Linearization of residual

  • linearize \(r(x)\) about \(\bar x\)

\[ \begin{aligned} r(x) = \begin{bmatrix} r_1(x) \\ r_2(x) \\ \vdots \\ r_m(x) \end{bmatrix} &= \begin{bmatrix} r_1(\bar x) + \nabla r_1(\bar x)^T(x-\bar x) \\ r_2(\bar x) + \nabla r_2(\bar x)^T(x-\bar x) \\ \vdots \\ r_m(\bar x) + \nabla r_m(\bar x)^T(x-\bar x) \end{bmatrix} + o(\|x-\bar x\|)\\[10pt] &= J(\bar x)(x-\bar x) + r(\bar x) + o(\|x-\bar x\|)\\[10pt] &= J(\bar x) x - \underbrace{(J(\bar x)\bar x - r(\bar x))}_{=: b(\bar x)} + o(\|x-\bar x\|) \end{aligned} \]

  • pure Gauss Newton iteration: use linearized least-squares problem used to determine \(x^{(k+1)}\)

\[ x^{(k+1)} = \argmin_x \ \half\|J(x^k)x - b(x^k)\|_2^2 \textt{or} x^{(k+1)} = J(x^k) \backslash b(x^k) \]

Gauss Newton as scaled descent

  • expand the least squares subproblem (set \(J_k := J(x^k)\) and \(b_k := b(x^k)\)). If \(J_k\) full rank,

\[ \begin{aligned} x^{(k+1)} &= \argmin_x\ \|J_kx - b_k\|^2 \\ &= (J_k^T J_k)^{-1}J_k\T b_k\\ &= (J_k^T J_k)^{-1}J_k^T (J_k x^k - r_k)\\ &= x^k - (J_k^T J_k)^{-1}J_k^T r_k \end{aligned} \]

  • interpret at scaled gradient descent

\[ x^{k+1} = x^k + d^k, \qquad d^k:=\underbrace{(J_k^T J_k)^{-1}}_{= D_k\succ0}\underbrace{(-J_k^T r_k)}_{=-\nabla f(x^k)} \]

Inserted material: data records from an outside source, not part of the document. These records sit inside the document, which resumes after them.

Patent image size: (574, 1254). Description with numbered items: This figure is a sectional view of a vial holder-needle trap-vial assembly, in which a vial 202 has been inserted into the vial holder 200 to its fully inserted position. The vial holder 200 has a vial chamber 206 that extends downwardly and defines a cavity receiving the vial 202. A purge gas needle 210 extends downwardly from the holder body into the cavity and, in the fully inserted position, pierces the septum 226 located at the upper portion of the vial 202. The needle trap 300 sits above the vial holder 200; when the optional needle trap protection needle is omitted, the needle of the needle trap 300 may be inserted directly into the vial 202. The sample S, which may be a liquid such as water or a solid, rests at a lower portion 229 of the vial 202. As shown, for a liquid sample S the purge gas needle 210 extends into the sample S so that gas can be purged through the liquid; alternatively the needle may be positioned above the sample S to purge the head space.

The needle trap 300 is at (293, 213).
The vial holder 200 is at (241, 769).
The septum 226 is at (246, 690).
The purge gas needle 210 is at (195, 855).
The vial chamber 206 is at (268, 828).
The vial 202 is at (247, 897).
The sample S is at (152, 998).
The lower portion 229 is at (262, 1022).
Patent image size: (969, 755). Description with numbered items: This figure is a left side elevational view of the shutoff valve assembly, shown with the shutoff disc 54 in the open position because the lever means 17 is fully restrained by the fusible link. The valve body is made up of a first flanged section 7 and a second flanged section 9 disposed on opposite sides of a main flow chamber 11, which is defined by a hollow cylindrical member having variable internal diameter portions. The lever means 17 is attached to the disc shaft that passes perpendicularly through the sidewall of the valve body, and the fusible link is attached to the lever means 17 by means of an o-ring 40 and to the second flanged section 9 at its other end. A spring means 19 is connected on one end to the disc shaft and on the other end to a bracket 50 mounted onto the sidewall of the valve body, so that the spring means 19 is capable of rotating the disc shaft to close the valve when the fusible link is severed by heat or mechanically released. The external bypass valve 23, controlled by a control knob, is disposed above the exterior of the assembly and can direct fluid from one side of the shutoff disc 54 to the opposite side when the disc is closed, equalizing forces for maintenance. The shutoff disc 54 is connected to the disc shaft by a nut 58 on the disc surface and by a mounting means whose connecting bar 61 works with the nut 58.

  • Hessian of objective \(f(x) = \half\|r(x)\|^2\)

\[ \nabla^2 f(x) = J(x)^T J(x) + \sum_{i=1}^m \nabla^2 r_i(x) \]

Gauss Newton for NLLS

\[ \min_x \ f(x) = \half\|r(x)\|_2^2, \quad r:\Rn\to\R^m \]

  • linesearch on nonlinear objective \(f(x)=\half\|r(x)\|^2\) required to ensure convergence

\[ x^{k+1} = x^k + \alpha^k d^k, \qquad d^k = \argmin_d \ \|J_kd - r_k\|^2 \]

Gauss Newton for NLLS

  • given starting point \(x^0\) and stopping tolerance \(\epsilon>0\)
  • for \(k=0,1,2,\ldots\)
    1. compute residual \(r_k = r(x^k)\) and Jacobian \(J_k = J(x^k)\)
    2. compute step \(d^k = \argmin_d\ \|J_k d + r_k\|^2\), ie, \(d^k = -J_k\backslash r_k\)
    3. choose stepsize \(\alpha^k\in(0,1]\) via linesearch on \(f(x)\)
    4. update \(x^{k+1} = x^k + \alpha^k d^k\)
    5. stop if \(\|r(x^{k+1})\|<\epsilon\)   or   \(\|\nabla f(x^k)\| =\|J_k^T r_k\|<\epsilon\)